For the most part, the survivor perspective has been missing from the response to the Miller & Martin report and statement from RZIM’s board. Commentators have published articles about celebrity culture, Ravi’s books and the damage to Christianity’s reputation, but to date, relatively little has been written on what it feels like as a survivor to be watching this story unfold.

As survivors, it has pained us to see a response that centres an organisation rather than the women impacted by its abuse. This is retraumatizing for us as survivors, because it’s a reminder of the institutional power and male privilege that pervades our societies, and that we were once up against when we reported our own sexual abuse to Christian organisations.
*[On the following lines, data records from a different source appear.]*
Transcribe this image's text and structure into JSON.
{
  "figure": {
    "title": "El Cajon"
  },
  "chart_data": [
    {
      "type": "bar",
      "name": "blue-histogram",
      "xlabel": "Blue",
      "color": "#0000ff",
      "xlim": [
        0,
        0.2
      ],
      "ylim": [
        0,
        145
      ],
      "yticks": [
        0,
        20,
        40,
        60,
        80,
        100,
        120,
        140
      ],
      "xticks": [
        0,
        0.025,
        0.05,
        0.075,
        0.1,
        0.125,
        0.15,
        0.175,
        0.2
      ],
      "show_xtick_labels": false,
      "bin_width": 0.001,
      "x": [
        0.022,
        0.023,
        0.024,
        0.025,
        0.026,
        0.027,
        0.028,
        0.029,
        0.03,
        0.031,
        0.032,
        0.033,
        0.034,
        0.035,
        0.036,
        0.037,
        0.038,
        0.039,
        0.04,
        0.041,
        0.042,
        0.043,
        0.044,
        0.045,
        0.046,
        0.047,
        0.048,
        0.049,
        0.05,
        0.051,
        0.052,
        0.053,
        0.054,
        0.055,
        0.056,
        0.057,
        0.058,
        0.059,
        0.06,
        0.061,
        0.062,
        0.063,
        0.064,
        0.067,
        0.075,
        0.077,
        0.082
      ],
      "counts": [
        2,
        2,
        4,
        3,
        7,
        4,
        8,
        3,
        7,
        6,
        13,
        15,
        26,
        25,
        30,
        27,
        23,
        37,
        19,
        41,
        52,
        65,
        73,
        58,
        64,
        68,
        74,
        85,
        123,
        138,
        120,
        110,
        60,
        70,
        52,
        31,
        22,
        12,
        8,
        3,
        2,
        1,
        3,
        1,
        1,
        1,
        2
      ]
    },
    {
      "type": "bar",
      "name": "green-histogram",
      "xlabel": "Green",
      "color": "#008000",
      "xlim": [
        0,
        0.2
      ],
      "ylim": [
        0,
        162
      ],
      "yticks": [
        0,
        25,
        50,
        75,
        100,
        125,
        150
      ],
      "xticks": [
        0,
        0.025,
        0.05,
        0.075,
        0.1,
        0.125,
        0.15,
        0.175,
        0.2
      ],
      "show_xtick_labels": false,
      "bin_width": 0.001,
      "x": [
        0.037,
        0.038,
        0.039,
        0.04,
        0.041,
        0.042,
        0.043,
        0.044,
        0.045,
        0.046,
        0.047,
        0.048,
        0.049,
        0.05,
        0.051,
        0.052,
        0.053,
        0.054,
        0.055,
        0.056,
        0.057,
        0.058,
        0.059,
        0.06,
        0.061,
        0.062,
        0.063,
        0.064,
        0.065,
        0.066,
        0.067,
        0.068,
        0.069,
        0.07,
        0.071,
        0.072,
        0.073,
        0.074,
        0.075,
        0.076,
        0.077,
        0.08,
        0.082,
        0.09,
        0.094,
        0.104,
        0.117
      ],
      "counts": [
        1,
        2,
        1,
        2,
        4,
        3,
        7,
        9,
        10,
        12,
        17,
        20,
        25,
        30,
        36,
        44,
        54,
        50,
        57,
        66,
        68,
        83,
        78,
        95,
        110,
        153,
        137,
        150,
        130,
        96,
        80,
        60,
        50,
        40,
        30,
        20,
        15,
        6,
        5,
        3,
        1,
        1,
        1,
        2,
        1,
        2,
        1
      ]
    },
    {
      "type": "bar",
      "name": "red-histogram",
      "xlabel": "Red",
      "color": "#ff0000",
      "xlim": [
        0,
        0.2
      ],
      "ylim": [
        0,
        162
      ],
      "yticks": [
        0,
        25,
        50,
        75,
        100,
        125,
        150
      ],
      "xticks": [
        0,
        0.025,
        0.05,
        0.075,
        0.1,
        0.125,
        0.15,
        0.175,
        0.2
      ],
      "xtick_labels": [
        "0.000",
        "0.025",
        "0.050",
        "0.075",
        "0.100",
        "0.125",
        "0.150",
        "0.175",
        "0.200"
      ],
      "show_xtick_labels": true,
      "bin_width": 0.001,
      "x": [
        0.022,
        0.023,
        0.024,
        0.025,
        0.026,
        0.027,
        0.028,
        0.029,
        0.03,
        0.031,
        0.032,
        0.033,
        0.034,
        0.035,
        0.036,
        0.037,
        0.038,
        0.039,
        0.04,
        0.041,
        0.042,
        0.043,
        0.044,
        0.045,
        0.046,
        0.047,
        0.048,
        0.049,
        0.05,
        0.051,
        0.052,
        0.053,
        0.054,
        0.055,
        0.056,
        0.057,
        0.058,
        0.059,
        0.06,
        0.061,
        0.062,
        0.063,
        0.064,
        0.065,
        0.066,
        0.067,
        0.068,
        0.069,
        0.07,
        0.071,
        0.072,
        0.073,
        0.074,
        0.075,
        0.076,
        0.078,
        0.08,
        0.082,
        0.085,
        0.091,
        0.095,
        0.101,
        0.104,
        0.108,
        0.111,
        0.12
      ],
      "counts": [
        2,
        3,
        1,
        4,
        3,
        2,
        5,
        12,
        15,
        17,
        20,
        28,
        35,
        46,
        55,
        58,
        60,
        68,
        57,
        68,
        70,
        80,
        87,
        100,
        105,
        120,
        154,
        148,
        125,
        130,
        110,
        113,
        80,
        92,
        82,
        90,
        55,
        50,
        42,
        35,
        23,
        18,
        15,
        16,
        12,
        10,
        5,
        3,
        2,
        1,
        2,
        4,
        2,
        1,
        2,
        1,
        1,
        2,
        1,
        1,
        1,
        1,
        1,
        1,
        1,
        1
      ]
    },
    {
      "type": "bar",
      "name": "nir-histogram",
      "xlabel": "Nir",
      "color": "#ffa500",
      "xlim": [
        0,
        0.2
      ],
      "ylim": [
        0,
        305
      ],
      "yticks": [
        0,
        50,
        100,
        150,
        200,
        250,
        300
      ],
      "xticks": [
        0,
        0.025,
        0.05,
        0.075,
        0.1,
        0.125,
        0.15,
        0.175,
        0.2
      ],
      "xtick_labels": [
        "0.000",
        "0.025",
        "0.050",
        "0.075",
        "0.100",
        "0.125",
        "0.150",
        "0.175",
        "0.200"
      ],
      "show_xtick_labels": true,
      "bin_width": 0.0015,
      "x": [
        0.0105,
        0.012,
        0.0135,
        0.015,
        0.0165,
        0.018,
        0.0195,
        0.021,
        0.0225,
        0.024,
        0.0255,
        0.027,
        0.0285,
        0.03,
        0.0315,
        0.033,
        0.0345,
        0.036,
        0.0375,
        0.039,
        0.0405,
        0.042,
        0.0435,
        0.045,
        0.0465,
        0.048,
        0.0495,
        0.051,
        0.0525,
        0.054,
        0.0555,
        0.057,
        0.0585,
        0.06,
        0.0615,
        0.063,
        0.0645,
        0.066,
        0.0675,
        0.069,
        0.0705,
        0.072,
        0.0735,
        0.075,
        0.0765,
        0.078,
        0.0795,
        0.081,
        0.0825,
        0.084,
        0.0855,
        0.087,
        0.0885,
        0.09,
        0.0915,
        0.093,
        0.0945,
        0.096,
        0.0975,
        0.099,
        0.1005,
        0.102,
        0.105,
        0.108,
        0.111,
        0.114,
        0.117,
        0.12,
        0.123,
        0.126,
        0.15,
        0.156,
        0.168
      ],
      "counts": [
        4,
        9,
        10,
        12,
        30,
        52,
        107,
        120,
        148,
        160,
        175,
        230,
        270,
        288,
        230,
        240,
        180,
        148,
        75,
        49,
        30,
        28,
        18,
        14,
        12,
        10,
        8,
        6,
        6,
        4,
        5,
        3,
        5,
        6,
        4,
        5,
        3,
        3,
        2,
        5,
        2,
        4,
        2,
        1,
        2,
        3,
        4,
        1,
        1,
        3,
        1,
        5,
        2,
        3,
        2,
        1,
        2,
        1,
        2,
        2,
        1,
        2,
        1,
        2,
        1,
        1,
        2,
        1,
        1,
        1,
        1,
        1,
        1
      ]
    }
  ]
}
Responses that continue to centre institutions over survivors perpetuate societal norms which enable abuse to persist. Nothing will change if institutional reputation continues to take precedence over responding justly to the voice of women.

We believe RZIM needs to show that they are placing survivors at the centre of their response. They need to stop. They need to listen. And they must take the time that’s needed to lament without trying to rebuild. During a period of lamenting, it is not the time to plant anything new. Like a farmer leaving land fallow, it is a time to let the soil rest and recover. True repentance is open-ended. The organisation’s existence cannot be the end goal of the process.

In their statement, the RZIM board writes: "We are devastated by what the investigation has shown..." We are struggling to see the evidence of their devastation. What we do see is an organisation already working towards its own reform. As survivors, we know what it is to be truly devastated - it is to lose the ability to function. Lori Ann Thompson, survivor and whistle-blower of Ravi Zacharias’ abuse, summed this up well, responding to media requests on Twitter with: "I’m not even capable of cleaning my house much less communicating in an actual complete sentence." From our experience, this is what devastation looks like.

RZIM’s response does not convey evidence of an organisation that is truly devastated and understands the depth of devastation it has caused others. Devastation is not rebuilding and reforming an organisation. At least not yet. The energy required for organisational reform is diametrically opposed to the posture of one who is devastated. When you’re devastated, you have no option but to stop.

The authors of this article are both survivors of sexual abuse which took place in Christian settings in the UK, 14 years apart. One of the authors is currently under an NDA.